A free market is the most powerful economic force on earth. According to Adam Smith’s The Wealth of Nations, this is because free markets let people make informed purchase decisions based on how products further their own interests. If left to operate without interference, a truly free market rewards products that consumers deem superior, and puts companies with inferior products out of business.

However, informed purchase decisions can be made only when unbiased information is available. Currently, in the EMR market, such information about the myriad of product offerings is largely absent, and purchasers must rely on unauthenticated vendor claims. It’s no wonder that physicians are reluctant to purchase these expensive systems—the risk of a financial disaster looms over their heads.

The barriers to EMR adoption are not problems that government incentives can even begin to remedy. What is needed to truly drive adoption is major healthcare IT reform. Transparency and full disclosure must be introduced in order for market forces to work and for widespread adoption to occur. Just imagine the effect of the following EMR reform proposal:

1. Increase the EMR success rate (and reduce the lamentable failure rate) by increasing product quality and usability through competitive benchmarking.

Physicians should have access to “click” comparisons that measure the efficiency of each EMR in conducting common office workflows—finding a chart, reviewing chart information, sending a message, creating a problem list, creating a prescription, signing off on a lab, or ordering a test. These comparisons would create a race to efficiency as vendors are forced to think about physicians’ workflow and productivity, and would ultimately create more usable, superior products. After all, which vendor would want to be known as the most point-and-click-heavy vendor in the marketplace?

2. Provide transparency by issuing audited vendor report cards.

A report card would measure each vendor’s previous three years of sales and their success/de-install rate by specialty. In the auto industry, the information available through crash-test results and the J.D. Power and Associates consumer-satisfaction reports give manufacturers the motivation to build cars that meet consumers’ needs and preferences. EMR purchasers should have similar quality data enabling them to make successful choices as well. KLAS has laid the important groundwork with their customer-survey-based comparative EMR data, but additional data from objective tests and non-vendor-selected customers would round out the picture.

3. Take the systemic risk out of purchasing an EMR by allowing providers to return EMR licenses if they do not perform as promised—in other words, an EMR Lemon Law.

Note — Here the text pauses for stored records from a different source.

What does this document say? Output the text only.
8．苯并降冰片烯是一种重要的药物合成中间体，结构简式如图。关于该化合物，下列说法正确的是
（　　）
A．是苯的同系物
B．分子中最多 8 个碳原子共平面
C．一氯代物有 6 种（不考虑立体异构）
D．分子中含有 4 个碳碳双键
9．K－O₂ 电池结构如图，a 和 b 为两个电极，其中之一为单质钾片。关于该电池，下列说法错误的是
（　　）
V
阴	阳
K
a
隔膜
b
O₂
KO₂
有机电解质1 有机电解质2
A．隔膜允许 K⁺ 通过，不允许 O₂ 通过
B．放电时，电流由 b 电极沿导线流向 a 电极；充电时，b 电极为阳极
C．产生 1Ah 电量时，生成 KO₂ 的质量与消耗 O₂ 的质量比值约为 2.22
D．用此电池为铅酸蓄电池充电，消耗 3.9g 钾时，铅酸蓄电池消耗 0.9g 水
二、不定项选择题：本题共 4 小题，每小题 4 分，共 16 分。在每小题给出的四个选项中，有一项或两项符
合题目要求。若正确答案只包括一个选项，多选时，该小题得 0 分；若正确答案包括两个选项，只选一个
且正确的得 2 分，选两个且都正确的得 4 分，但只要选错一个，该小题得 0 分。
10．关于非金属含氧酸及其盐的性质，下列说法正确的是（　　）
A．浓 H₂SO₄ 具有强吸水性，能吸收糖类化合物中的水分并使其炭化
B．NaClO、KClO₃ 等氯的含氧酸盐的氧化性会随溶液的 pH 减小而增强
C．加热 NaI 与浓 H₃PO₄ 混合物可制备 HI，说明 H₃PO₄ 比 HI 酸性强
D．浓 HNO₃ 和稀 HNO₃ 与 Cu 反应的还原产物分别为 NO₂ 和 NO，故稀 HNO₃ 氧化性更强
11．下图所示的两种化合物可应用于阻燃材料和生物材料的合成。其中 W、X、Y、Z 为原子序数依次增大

A return policy would profoundly and positively impact adoption rates since physicians would be less likely to fear being victimized by false sales pitches, and vendors would be more likely to ensure that implementations went smoothly. It would also ensure that products not appropriate for a particular specialty would not be sold to those physicians.

These simple healthcare IT reforms will level the playing field and restore the sorely needed balance between vendors and physicians. The result will be faster, more confident purchase decisions and increased long-term adoption.